[SOLVED] Stupidly back to basics question

[prestonee]

this is about op amp closed loop gain.

I always considered the gain to be A0/(1+A0*B)

i have never questioned this and really havent solved for it until today... dun dun dunnn

If i look at just a simple Rf/Ri feedback wrapped around a fully diff amp, and apply the beta to the above equation i get the wrong gain.
I also thought Beta was Ri/Rf, which gives the right gain of about 1/B. however this was corrected by a coworker to be Ri/(Ri+Rf)
so please correct me with as much force as you see fit.
Beta= Ri/(Ri+Rf), example: Ri=5k, Rf=10k
B=1/3
if A0 is large, say 10e3, I get a Gain of approximately 3, not 2. I have found online an equation where this number is multiplied by (1-B) which then results in 2!
I guess I have along the years lost sense of this. Please help.

 

[LvW]

this is about op amp closed loop gain.
I always considered the gain to be A0/(1+A0*B)

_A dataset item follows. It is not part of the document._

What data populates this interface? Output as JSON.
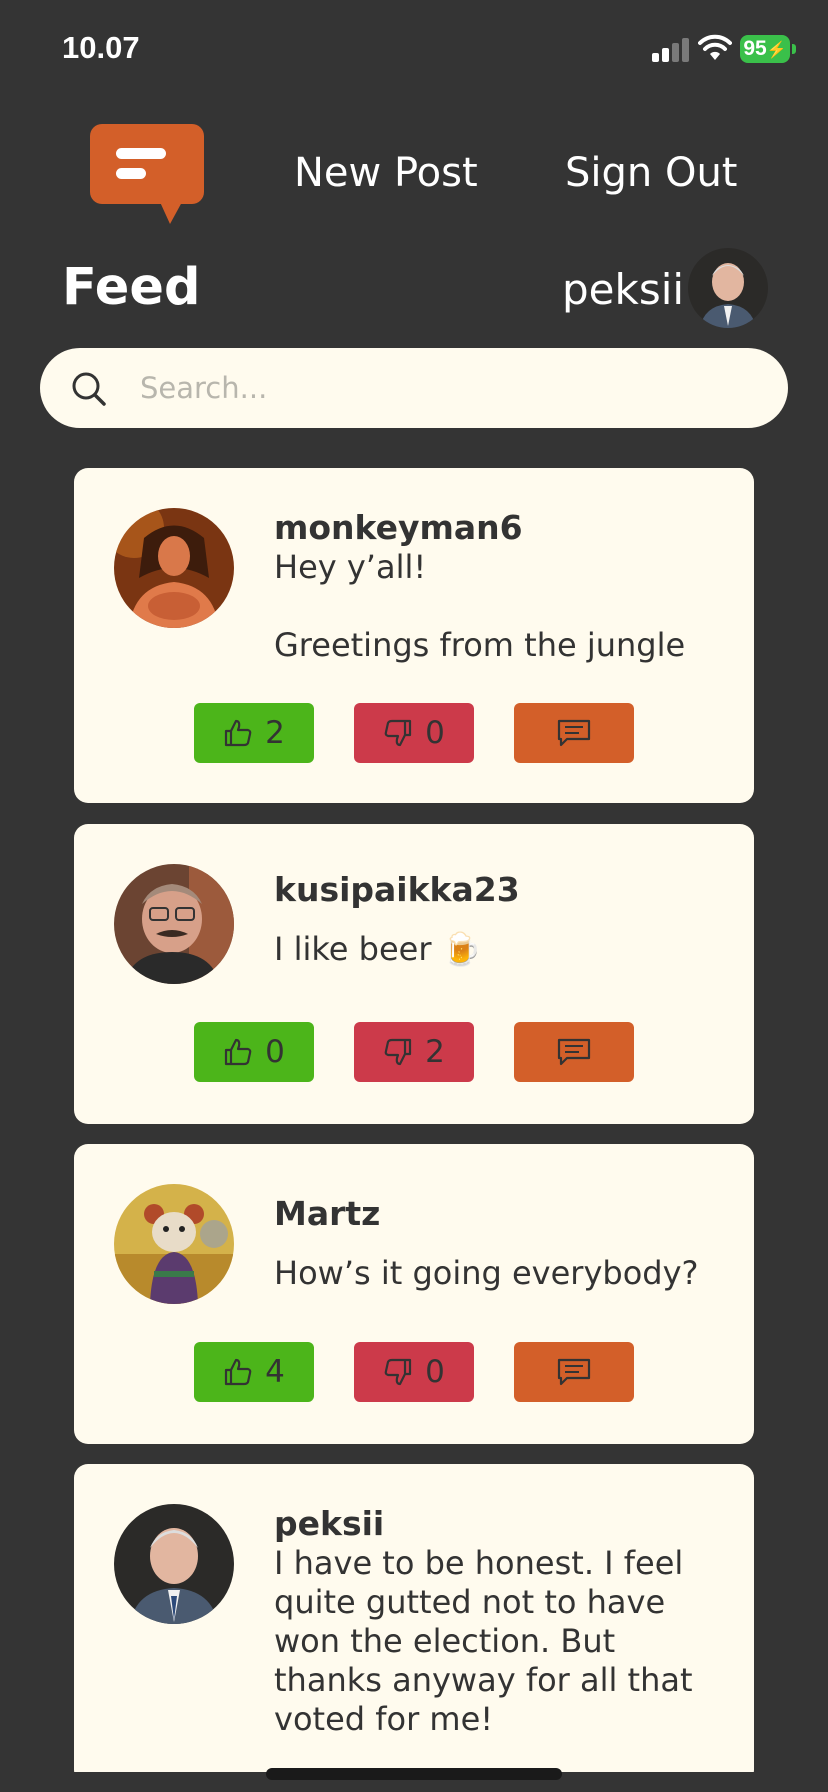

The answer to your problem is simple:
The above formula applies for an input signal that is applied to the opamp input terminal directly.
Example: Non-inverting gain.

However, in case of an inverter only a part of the input signal is applied to the (inverting) input terminal.
Using your notation this part is H1=Rf/(Ri+Rf).

Using the above feedback formula and neglecting 1/Ao (very large open-loop gain) you arrive at

Gain=-H1/B=-Rf/Ri.

 

[prestonee]

Aw thank you, you are right I overlooked the fact that Beta looking into the sj of amp = beta looking back into vsig for non inverting , while i have to voltage divide for the inverting.
and since the full diff is treated as inverting .. yep i got it, thanks for the missing link.
-Pb